Most Americans would be surprised to learn that tax breaks are not on the table during any budget negotiations. In fact, Congress has the Congressional Budget Office prepare an official spending estimate for the cost of all programs or their expansions. Meanwhile, Congress enacts and continues tax breaks without any requirement that the cost of tax breaks be calculated and shared with members before a vote.

That’s why, over the last 16 years, the cost to the Treasury of the mortgage interest tax deduction, for example, doubled from $48 billion in 1995 to nearly $100 billion this year and no one made a peep about getting control of this loss in revenue. The stunning growth in this tax break is unchecked and unquestioned. – Donna Cooper (Center for American Progress)
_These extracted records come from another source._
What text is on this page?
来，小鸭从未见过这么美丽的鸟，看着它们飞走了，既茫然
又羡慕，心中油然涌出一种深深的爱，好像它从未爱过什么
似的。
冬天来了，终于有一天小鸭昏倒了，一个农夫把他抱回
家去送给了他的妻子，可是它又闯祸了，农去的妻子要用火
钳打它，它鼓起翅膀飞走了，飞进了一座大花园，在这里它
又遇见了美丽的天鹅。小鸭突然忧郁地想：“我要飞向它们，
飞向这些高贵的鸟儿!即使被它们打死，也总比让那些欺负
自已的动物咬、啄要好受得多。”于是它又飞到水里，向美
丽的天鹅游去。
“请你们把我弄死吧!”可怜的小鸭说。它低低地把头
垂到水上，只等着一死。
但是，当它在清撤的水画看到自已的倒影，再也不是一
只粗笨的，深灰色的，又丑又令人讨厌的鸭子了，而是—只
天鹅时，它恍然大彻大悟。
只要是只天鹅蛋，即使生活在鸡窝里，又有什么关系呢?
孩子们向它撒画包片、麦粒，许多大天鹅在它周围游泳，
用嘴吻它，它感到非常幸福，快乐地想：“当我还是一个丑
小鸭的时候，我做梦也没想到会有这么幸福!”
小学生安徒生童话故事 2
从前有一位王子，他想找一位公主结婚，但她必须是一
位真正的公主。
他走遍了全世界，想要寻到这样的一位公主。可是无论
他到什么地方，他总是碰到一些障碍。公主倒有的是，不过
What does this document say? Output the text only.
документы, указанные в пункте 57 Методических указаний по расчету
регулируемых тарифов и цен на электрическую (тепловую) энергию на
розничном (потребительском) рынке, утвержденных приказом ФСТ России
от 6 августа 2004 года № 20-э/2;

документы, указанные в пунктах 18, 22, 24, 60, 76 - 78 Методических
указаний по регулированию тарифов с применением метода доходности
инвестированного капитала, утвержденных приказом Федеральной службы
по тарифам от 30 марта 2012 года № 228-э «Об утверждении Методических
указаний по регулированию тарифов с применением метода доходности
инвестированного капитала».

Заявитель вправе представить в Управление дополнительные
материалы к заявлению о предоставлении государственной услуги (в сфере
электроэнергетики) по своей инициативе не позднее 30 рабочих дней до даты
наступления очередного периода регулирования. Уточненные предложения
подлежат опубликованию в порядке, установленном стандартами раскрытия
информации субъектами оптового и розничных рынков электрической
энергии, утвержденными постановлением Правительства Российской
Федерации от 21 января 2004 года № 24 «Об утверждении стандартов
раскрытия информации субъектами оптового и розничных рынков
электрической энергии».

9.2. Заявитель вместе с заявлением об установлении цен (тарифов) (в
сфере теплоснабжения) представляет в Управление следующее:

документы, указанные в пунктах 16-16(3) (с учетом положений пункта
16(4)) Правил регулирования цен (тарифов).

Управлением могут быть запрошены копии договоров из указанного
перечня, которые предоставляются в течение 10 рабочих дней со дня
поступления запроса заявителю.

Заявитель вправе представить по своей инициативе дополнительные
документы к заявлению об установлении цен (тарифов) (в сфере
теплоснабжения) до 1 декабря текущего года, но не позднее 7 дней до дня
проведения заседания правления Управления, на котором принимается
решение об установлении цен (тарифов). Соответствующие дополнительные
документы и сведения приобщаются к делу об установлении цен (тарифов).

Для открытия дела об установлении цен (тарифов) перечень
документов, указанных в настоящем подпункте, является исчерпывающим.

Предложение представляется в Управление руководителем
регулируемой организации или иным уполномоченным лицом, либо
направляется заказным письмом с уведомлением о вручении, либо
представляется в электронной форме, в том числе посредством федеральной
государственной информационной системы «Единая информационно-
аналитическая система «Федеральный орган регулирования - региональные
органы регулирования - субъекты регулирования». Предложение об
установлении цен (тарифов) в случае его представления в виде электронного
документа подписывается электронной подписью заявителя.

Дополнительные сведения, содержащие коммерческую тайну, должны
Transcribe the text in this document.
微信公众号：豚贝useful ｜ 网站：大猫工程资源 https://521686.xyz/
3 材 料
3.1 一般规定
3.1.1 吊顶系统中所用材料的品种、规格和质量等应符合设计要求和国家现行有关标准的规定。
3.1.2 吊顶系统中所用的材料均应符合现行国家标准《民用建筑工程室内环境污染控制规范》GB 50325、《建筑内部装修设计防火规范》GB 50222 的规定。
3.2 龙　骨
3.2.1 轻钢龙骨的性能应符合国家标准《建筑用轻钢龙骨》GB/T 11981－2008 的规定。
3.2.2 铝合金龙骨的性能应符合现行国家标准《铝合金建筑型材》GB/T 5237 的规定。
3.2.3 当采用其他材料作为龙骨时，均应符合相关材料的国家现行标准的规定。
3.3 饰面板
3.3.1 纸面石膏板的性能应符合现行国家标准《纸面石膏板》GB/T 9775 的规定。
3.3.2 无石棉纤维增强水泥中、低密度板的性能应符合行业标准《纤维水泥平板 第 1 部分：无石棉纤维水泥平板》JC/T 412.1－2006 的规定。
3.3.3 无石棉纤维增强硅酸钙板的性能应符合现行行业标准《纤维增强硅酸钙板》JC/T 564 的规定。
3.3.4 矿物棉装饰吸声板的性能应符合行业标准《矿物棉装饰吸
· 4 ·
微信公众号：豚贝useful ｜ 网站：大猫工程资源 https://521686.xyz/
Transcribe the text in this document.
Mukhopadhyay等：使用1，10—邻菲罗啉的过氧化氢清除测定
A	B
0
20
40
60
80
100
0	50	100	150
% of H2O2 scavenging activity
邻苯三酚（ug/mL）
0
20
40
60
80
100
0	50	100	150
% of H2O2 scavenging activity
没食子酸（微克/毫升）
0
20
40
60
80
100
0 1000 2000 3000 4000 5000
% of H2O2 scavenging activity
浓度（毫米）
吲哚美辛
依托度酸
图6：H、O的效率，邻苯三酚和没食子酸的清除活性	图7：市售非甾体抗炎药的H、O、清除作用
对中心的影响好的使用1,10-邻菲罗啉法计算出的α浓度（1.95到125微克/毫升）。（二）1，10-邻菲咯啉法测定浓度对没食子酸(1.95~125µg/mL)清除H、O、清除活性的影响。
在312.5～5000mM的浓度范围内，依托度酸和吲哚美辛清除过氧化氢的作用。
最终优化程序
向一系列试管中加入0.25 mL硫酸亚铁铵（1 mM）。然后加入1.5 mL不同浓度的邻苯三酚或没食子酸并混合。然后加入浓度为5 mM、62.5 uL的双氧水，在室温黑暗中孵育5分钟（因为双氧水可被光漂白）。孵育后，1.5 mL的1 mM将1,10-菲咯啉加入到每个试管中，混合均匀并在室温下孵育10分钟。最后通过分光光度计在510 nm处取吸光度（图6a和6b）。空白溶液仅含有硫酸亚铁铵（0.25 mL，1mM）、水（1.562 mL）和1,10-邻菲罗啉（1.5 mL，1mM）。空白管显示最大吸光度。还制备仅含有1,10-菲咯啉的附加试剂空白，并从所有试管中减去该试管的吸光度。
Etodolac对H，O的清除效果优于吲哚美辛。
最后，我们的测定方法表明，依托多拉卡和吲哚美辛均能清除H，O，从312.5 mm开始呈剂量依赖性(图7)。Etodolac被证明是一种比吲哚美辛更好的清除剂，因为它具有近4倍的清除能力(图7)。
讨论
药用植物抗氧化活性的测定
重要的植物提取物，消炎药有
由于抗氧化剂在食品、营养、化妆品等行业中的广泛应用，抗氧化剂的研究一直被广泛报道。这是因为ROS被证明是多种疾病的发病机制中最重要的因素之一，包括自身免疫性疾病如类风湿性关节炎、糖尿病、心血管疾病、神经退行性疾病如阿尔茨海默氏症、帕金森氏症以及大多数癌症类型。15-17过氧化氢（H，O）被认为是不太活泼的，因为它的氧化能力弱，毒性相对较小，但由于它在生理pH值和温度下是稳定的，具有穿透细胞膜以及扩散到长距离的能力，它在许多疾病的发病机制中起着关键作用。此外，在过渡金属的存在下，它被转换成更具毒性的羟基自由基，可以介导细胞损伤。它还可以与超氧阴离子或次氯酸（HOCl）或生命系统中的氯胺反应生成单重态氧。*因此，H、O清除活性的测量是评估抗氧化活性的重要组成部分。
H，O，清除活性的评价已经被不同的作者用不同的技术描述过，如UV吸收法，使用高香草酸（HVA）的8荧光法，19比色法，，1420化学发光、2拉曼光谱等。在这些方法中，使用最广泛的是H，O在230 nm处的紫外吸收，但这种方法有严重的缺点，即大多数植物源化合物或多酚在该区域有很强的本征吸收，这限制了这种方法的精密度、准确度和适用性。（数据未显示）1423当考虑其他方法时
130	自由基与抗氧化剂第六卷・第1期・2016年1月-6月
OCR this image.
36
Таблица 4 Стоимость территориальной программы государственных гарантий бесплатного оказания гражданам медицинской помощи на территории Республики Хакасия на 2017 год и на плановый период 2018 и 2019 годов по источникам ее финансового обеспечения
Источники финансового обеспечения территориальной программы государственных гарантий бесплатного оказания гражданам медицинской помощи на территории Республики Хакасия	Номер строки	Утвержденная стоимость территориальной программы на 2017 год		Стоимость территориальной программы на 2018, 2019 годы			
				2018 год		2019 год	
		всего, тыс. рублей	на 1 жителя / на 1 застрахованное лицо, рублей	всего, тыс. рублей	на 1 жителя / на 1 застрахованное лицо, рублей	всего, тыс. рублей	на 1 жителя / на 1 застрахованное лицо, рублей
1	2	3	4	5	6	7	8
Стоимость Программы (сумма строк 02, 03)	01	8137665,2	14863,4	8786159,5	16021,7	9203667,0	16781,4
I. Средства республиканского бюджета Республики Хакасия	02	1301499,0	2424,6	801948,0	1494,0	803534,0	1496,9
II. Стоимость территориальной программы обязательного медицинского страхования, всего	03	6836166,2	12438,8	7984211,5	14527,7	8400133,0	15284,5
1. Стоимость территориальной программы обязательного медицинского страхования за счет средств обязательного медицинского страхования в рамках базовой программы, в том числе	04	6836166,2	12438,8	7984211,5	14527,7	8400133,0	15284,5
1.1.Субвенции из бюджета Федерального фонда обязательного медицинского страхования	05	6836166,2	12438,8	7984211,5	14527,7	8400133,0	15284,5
via Infographic: Tax Breaks vs. Budget Cuts.


2 responses

  1. Pingback: Infographic: Tax Breaks vs. Budget Cuts « heartchasms

  2. lina Maria Clavijo

    At this time of economic constraints, tax breaks for big corporations don’t sound like the most encouraging fact. Every day in the media we listen about the climbing government budget deficit and the struggles to recover. Budget cuts in education; construction and many other sectors have become the dish of the day for government leaders causing a lot of discomfort for the tax-payers

    Recently GE’s imaginative practices and skills to find legal tax shelters raised some eyebrows and evidenced the need for a tax reform. While U.S. is one of the countries with higher corporate tax rates (35%), corporate tax revenue is low when compared to other developed countries. Corporations ability to find ways to reduce tax burden has driven corporate tax revenue to historical low levels. A tax reform that offers more competitive rates and fewer instruments to reduce contribution may be the answer. This could help budget -deficit reduction and stimulate the economy. A better-designed corporate tax reform not only will retain local investment but also will allow corporations to meet their profit responsibilities and shareholders’ expectations

    The controversy that GE tax benefit generated goes beyond the fact that a corporation is able to find ways to reduce taxes. This situation opens the discussion for a tax reform that will ultimately benefit the American society and economy.